Setting a price-target of $10 on a $200 stock “really is insane,” the “Mad Money ” host said. “How about $8? How about $12? Ten basically says, ‘I want to get talked about. Let’s talk about me.'”
Morgan Stanley, in a research note Tuesday co-authored by Adam Jonas, said the bear call was based on demand concerns and exposure in China.
They left their Tesla base-target at $230 per share and its best-case at $391.
“Our revised bear case assumes Tesla misses our current Chinese volume forecast by roughly half,” Jonas and his colleagues wrote, citing “the highly volatile trade situation in the region.”
“If he had done $47 would we have talked about him?

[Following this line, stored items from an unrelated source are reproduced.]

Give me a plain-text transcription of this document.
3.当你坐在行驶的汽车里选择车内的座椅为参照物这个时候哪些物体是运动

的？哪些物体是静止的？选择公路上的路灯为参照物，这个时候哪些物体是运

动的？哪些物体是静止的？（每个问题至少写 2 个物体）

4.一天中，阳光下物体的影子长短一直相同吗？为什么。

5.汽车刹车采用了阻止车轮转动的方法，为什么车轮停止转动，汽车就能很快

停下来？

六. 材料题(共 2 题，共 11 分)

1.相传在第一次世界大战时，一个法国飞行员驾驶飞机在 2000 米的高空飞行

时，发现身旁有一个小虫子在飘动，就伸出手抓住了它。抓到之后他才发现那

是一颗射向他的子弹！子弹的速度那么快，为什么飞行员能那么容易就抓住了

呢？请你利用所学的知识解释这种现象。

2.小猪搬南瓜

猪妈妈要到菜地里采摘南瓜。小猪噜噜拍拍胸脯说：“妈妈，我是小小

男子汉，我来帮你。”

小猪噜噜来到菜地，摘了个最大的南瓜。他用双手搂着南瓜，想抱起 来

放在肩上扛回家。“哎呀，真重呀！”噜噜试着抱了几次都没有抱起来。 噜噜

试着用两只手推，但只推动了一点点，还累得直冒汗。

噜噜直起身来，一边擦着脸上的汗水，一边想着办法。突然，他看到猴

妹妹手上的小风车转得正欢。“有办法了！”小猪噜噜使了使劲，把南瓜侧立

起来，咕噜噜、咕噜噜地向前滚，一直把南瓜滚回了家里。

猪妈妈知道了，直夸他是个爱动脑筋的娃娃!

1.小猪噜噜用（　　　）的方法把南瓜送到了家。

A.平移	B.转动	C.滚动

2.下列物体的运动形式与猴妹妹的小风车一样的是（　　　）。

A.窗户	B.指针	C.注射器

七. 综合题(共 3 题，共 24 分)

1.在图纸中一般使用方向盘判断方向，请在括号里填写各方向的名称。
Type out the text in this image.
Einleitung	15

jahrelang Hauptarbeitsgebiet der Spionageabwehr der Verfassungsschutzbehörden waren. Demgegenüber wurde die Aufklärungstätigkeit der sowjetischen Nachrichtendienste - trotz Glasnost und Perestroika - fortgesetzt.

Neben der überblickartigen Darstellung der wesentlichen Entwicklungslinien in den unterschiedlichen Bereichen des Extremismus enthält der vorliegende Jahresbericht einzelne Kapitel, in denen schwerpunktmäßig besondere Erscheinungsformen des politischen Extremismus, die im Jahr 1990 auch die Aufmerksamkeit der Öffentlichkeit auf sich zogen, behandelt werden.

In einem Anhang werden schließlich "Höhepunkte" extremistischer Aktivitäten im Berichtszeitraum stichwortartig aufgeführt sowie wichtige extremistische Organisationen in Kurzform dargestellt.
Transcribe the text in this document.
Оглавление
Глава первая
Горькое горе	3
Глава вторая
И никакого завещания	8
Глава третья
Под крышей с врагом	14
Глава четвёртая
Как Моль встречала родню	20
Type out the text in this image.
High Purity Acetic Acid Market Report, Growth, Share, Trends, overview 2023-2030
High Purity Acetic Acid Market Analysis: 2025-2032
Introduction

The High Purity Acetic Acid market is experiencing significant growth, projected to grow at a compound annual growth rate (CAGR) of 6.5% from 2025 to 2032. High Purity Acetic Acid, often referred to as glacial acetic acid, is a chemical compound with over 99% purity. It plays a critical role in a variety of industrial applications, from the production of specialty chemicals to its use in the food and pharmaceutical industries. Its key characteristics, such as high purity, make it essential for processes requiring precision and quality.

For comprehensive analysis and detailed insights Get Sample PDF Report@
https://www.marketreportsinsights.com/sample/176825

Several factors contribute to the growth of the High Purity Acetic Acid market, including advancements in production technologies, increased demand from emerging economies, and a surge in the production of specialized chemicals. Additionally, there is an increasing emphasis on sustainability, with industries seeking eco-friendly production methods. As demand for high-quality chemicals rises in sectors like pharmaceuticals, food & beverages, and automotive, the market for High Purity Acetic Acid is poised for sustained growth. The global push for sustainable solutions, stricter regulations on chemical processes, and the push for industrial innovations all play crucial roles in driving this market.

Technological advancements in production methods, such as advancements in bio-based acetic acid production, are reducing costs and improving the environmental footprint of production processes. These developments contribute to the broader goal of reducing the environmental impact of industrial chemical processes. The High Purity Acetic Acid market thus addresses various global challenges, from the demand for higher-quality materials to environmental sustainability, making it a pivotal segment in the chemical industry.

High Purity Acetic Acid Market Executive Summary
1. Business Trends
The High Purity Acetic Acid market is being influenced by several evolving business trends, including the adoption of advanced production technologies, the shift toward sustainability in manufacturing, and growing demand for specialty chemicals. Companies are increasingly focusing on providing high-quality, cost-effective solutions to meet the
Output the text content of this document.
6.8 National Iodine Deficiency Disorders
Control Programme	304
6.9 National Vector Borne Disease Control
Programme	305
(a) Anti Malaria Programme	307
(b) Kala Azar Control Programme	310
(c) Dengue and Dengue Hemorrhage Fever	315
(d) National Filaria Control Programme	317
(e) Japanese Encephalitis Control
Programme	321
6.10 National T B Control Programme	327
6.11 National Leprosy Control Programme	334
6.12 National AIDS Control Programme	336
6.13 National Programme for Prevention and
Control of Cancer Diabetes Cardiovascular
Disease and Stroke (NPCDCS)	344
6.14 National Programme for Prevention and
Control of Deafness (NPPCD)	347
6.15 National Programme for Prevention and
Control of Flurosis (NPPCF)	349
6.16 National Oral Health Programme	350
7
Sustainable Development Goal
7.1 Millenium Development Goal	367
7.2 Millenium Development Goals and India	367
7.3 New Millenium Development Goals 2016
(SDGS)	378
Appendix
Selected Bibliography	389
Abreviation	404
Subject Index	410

No, but 10. Ten is right in your face,” Cramer said on “Squawk on the Street. ” “I question this piece of research.”
A spokeswoman for Morgan Stanley declined to comment on Cramer’s criticism.
Shares of Tesla were hitting 2½-year lows Tuesday, below $200 at the worst levels of the session.
However, that was a far cry from its all-time low of under $15 in July 2010, less than a month after it went public at $17. On the flip-side, the stock hit an all-time high of nearly $390 per share in September 2017.
In a year with the S&P 500 up about 14%, Tesla has declined nearly 40% in 2019.
But it’s been tough to bet against Tesla CEO Elon Musk. The stock is up nearly 1,100% since its IPO.